Climate Resilient Food Security

vinitha krishnan
Indo Data Week
Published in
2 min readDec 20, 2020

As part of Indo Data Week, I was given the opportunity to work on what to do for the betterment of nature with data. Yes, Data.

With Divergent Convergent Model, I was able to decide on the feasible outcome from my end for the Hackathon event. I am a beginner in Data Science and am not experienced with algorithms. So, I chose to do what I know the best - Analysis.

I began with the data in the Telengana Data Portal and had 3 steps in mind:

(1) Making people acknowledge that there is a problem i.e Climate change

(2) Identifying a high impact solution with the available open data.

(3) Outcome for all of the stakeholders. Yes.

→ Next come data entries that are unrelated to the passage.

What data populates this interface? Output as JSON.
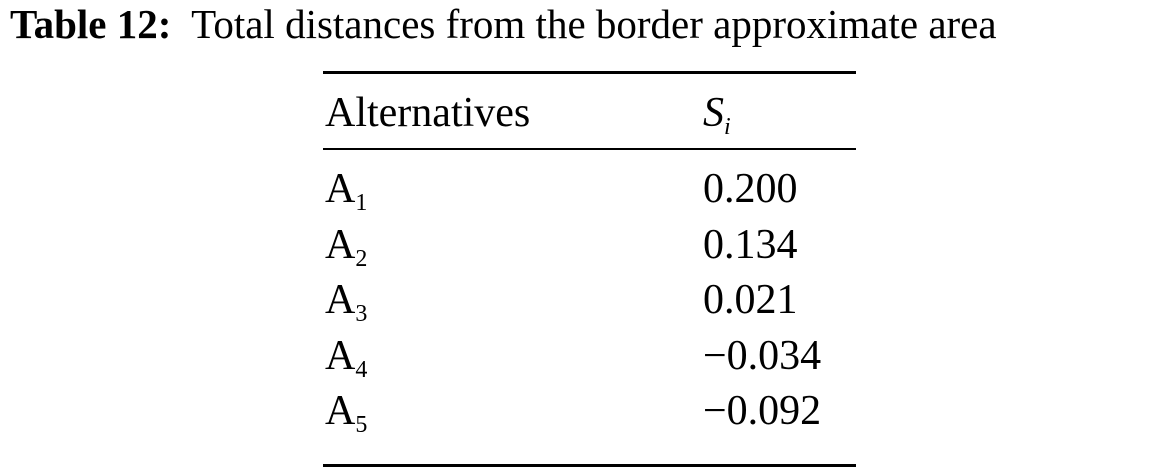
{
  "caption": {
    "label": "Table 12:",
    "text": "Total distances from the border approximate area"
  },
  "table": {
    "header": [
      "Alternatives",
      {
        "base": "S",
        "sub": "i"
      }
    ],
    "rows": [
      [
        {
          "base": "A",
          "sub": "1"
        },
        "0.200"
      ],
      [
        {
          "base": "A",
          "sub": "2"
        },
        "0.134"
      ],
      [
        {
          "base": "A",
          "sub": "3"
        },
        "0.021"
      ],
      [
        {
          "base": "A",
          "sub": "4"
        },
        "−0.034"
      ],
      [
        {
          "base": "A",
          "sub": "5"
        },
        "−0.092"
      ]
    ]
  }
}
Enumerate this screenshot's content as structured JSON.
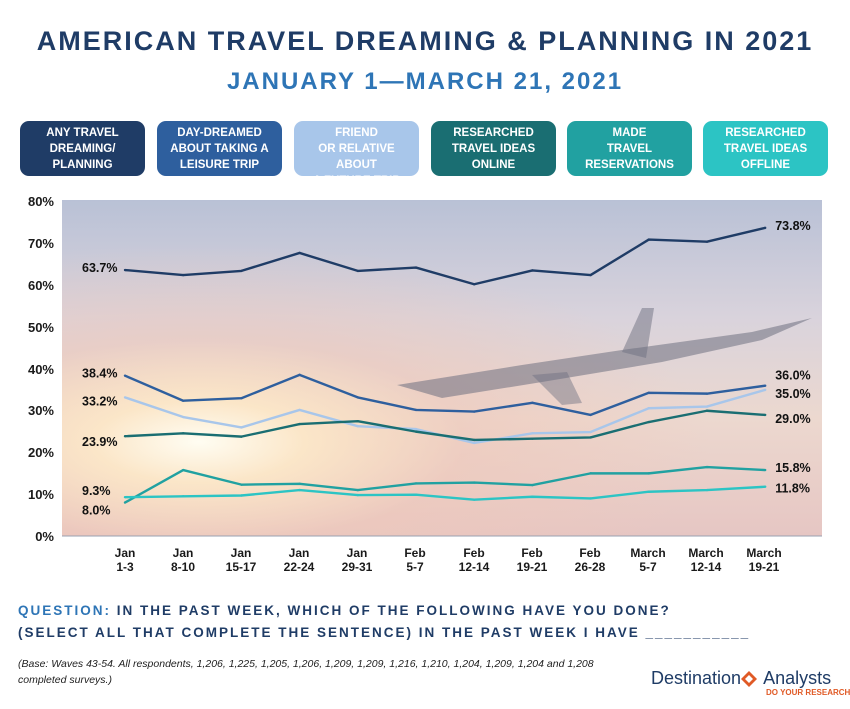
{
  "title": "AMERICAN TRAVEL DREAMING & PLANNING IN 2021",
  "subtitle": "JANUARY 1—MARCH 21, 2021",
  "question_label": "QUESTION:",
  "question_rest": "IN THE PAST WEEK, WHICH OF THE FOLLOWING HAVE YOU DONE?",
  "question_line2": "(SELECT ALL THAT COMPLETE THE SENTENCE) IN THE PAST WEEK I HAVE ___________",
  "base_note": "(Base: Waves 43-54.  All respondents, 1,206, 1,225, 1,205, 1,206, 1,209, 1,209, 1,216, 1,210, 1,204, 1,209, 1,204 and 1,208 completed surveys.)",
  "brand": {
    "left": "Destination",
    "right": "Analysts",
    "tagline": "DO YOUR RESEARCH"
  },
  "chart_data": {
    "type": "line",
    "categories": [
      {
        "top": "Jan",
        "bottom": "1-3"
      },
      {
        "top": "Jan",
        "bottom": "8-10"
      },
      {
        "top": "Jan",
        "bottom": "15-17"
      },
      {
        "top": "Jan",
        "bottom": "22-24"
      },
      {
        "top": "Jan",
        "bottom": "29-31"
      },
      {
        "top": "Feb",
        "bottom": "5-7"
      },
      {
        "top": "Feb",
        "bottom": "12-14"
      },
      {
        "top": "Feb",
        "bottom": "19-21"
      },
      {
        "top": "Feb",
        "bottom": "26-28"
      },
      {
        "top": "March",
        "bottom": "5-7"
      },
      {
        "top": "March",
        "bottom": "12-14"
      },
      {
        "top": "March",
        "bottom": "19-21"
      }
    ],
    "ylim": [
      0,
      80
    ],
    "yticks": [
      "0%",
      "10%",
      "20%",
      "30%",
      "40%",
      "50%",
      "60%",
      "70%",
      "80%"
    ],
    "series": [
      {
        "name": "ANY TRAVEL DREAMING/ PLANNING",
        "color": "#1f3c66",
        "values": [
          63.7,
          62.5,
          63.5,
          67.8,
          63.5,
          64.3,
          60.3,
          63.6,
          62.5,
          71.0,
          70.5,
          73.8
        ],
        "start_label": "63.7%",
        "end_label": "73.8%"
      },
      {
        "name": "DAY-DREAMED ABOUT TAKING A LEISURE TRIP",
        "color": "#2e5f9e",
        "values": [
          38.4,
          32.4,
          33.0,
          38.6,
          33.2,
          30.2,
          29.8,
          31.9,
          29.0,
          34.3,
          34.1,
          36.0
        ],
        "start_label": "38.4%",
        "end_label": "36.0%"
      },
      {
        "name": "TALKED TO A FRIEND OR RELATIVE ABOUT A FUTURE TRIP",
        "color": "#a8c6ea",
        "values": [
          33.2,
          28.5,
          26.0,
          30.2,
          26.3,
          25.6,
          22.3,
          24.6,
          24.9,
          30.6,
          31.0,
          35.0
        ],
        "start_label": "33.2%",
        "end_label": "35.0%"
      },
      {
        "name": "RESEARCHED TRAVEL IDEAS ONLINE",
        "color": "#1a6e72",
        "values": [
          23.9,
          24.6,
          23.8,
          26.8,
          27.5,
          25.0,
          23.0,
          23.3,
          23.6,
          27.3,
          30.0,
          29.0
        ],
        "start_label": "23.9%",
        "end_label": "29.0%"
      },
      {
        "name": "MADE TRAVEL RESERVATIONS",
        "color": "#21a1a1",
        "values": [
          8.0,
          15.8,
          12.3,
          12.5,
          11.0,
          12.6,
          12.8,
          12.2,
          15.0,
          15.0,
          16.5,
          15.8
        ],
        "start_label": "8.0%",
        "end_label": "15.8%"
      },
      {
        "name": "RESEARCHED TRAVEL IDEAS OFFLINE",
        "color": "#2cc4c4",
        "values": [
          9.3,
          9.5,
          9.7,
          11.0,
          9.8,
          9.9,
          8.7,
          9.4,
          9.0,
          10.6,
          11.0,
          11.8
        ],
        "start_label": "9.3%",
        "end_label": "11.8%"
      }
    ]
  },
  "legend": [
    {
      "line1": "ANY TRAVEL",
      "line2": "DREAMING/",
      "line3": "PLANNING",
      "color": "#1f3c66"
    },
    {
      "line1": "DAY-DREAMED",
      "line2": "ABOUT TAKING A",
      "line3": "LEISURE TRIP",
      "color": "#2e5f9e"
    },
    {
      "line1": "TALKED TO A FRIEND",
      "line2": "OR RELATIVE ABOUT",
      "line3": "A FUTURE TRIP",
      "color": "#a8c6ea"
    },
    {
      "line1": "RESEARCHED",
      "line2": "TRAVEL IDEAS",
      "line3": "ONLINE",
      "color": "#1a6e72"
    },
    {
      "line1": "MADE",
      "line2": "TRAVEL",
      "line3": "RESERVATIONS",
      "color": "#21a1a1"
    },
    {
      "line1": "RESEARCHED",
      "line2": "TRAVEL IDEAS",
      "line3": "OFFLINE",
      "color": "#2cc4c4"
    }
  ]
}
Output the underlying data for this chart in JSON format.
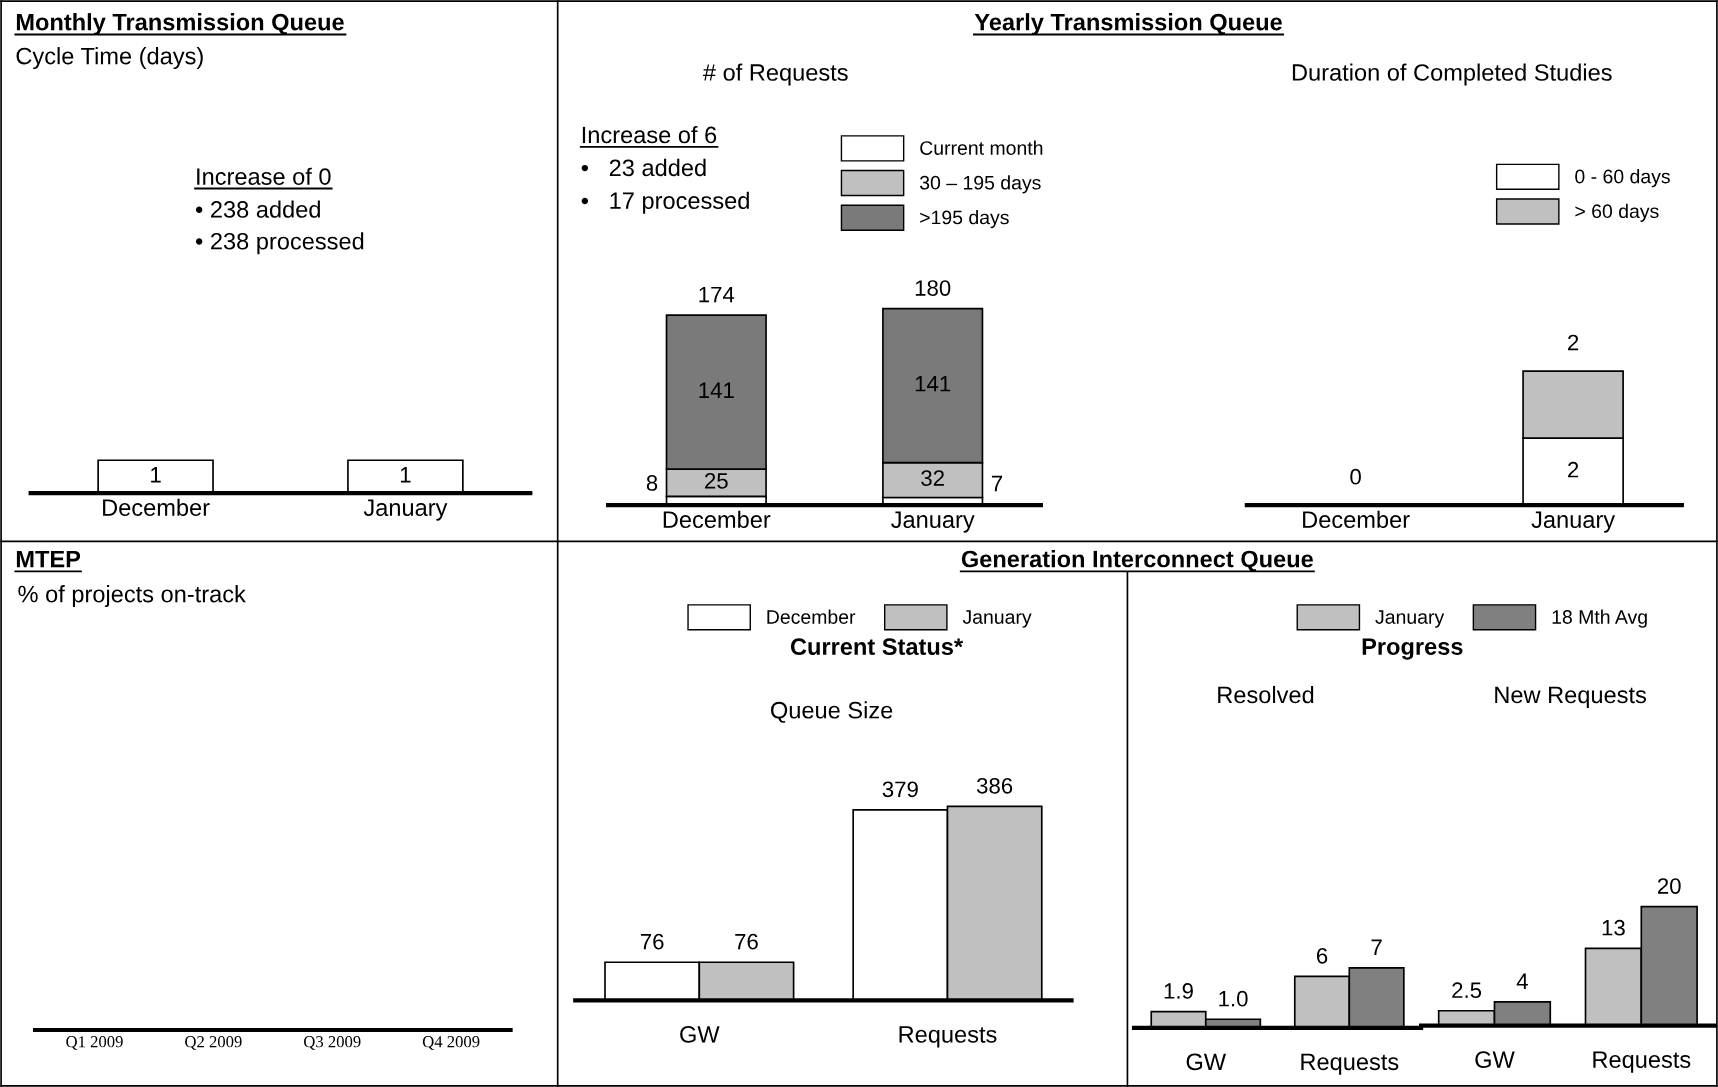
{
  "chart_data": [
    {
      "type": "bar",
      "title": "Monthly Transmission Queue",
      "subtitle": "Cycle Time (days)",
      "categories": [
        "December",
        "January"
      ],
      "series": [
        {
          "color": "#ffffff",
          "values": [
            1,
            1
          ]
        }
      ],
      "data_labels": true,
      "annotations": [
        "Increase of 0",
        "• 238 added",
        "• 238 processed"
      ]
    },
    {
      "type": "bar",
      "title": "Yearly Transmission Queue",
      "subtitle": "# of Requests",
      "categories": [
        "December",
        "January"
      ],
      "stacked": true,
      "data_labels": true,
      "totals": [
        "174",
        "180"
      ],
      "legend": "top",
      "series": [
        {
          "name": "Current month",
          "color": "#ffffff",
          "values": [
            8,
            7
          ]
        },
        {
          "name": "30 – 195 days",
          "color": "#c0c0c0",
          "values": [
            25,
            32
          ]
        },
        {
          "name": ">195 days",
          "color": "#7a7a7a",
          "values": [
            141,
            141
          ]
        }
      ],
      "annotations": [
        "Increase of 6",
        "•   23 added",
        "•   17 processed"
      ]
    },
    {
      "type": "bar",
      "subtitle": "Duration of Completed Studies",
      "categories": [
        "December",
        "January"
      ],
      "stacked": true,
      "legend": "top",
      "series": [
        {
          "name": "0 - 60 days",
          "color": "#ffffff",
          "values": [
            0,
            2
          ],
          "value_labels": [
            null,
            "2"
          ]
        },
        {
          "name": "> 60 days",
          "color": "#c0c0c0",
          "values": [
            0,
            2
          ],
          "value_labels": [
            "0",
            "2"
          ]
        }
      ]
    },
    {
      "type": "other",
      "title": "MTEP",
      "subtitle": "% of projects on-track",
      "categories": [
        "Q1 2009",
        "Q2 2009",
        "Q3 2009",
        "Q4 2009"
      ]
    },
    {
      "type": "bar",
      "title": "Generation Interconnect Queue",
      "subtitle": "Current Status*",
      "categories": [
        "GW",
        "Requests"
      ],
      "data_labels": true,
      "legend": "top",
      "series": [
        {
          "name": "December",
          "color": "#ffffff",
          "values": [
            76,
            379
          ]
        },
        {
          "name": "January",
          "color": "#c0c0c0",
          "values": [
            76,
            386
          ]
        }
      ],
      "annotations": [
        "Queue Size"
      ]
    },
    {
      "type": "bar",
      "subtitle": "Progress",
      "categories": [
        "GW",
        "Requests"
      ],
      "legend": "top",
      "series": [
        {
          "name": "January",
          "color": "#c0c0c0",
          "values": [
            1.9,
            6
          ],
          "value_labels": [
            "1.9",
            "6"
          ]
        },
        {
          "name": "18 Mth Avg",
          "color": "#808080",
          "values": [
            1.0,
            7
          ],
          "value_labels": [
            "1.0",
            "7"
          ]
        }
      ],
      "annotations": [
        "Resolved"
      ]
    },
    {
      "type": "bar",
      "categories": [
        "GW",
        "Requests"
      ],
      "data_labels": true,
      "series": [
        {
          "color": "#c0c0c0",
          "values": [
            2.5,
            13
          ]
        },
        {
          "color": "#808080",
          "values": [
            4,
            20
          ]
        }
      ],
      "annotations": [
        "New Requests"
      ]
    }
  ]
}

I chose ‘Sacred Grove’ which is a worshiped place for most tribes. It is a piece of land that has local flora & fauna and is protected by the local community. This being available in only a few districts in Telangana. I chose data to point out what’s been missing.

Action Plan:

(1) Showing “ Maximum & Minimum Temperature’ for the past 3 years & that in fact there is Global Warming. No data has been processed. No predictions made. just historical data stating the truth.

(2) “What you are seeking is seeking for you”. This happened in the morning when an article on Better India got released stating “ Telengana Engineer, a woman, growing organic 700 plants in 600 sq. ft terrace”. What more could have been an inspiration. The Sacred Grove need not be bigger in size but a mini / micro-sized Sacred Grove in every Mandal would be of so much help to the local community.

(3) The local community being accessible to the mini/ micro sacred grove & the government can worry less on safeguarding the ecosystem while the Industry can make most of it by just buying the surplus if any in the local Sacred Grove. Or Drip Irrigation could be commercialized for Individual purposes by the Industry.

There, all stakeholders happy. One step at a time. One Initiative. One Will will make it happen.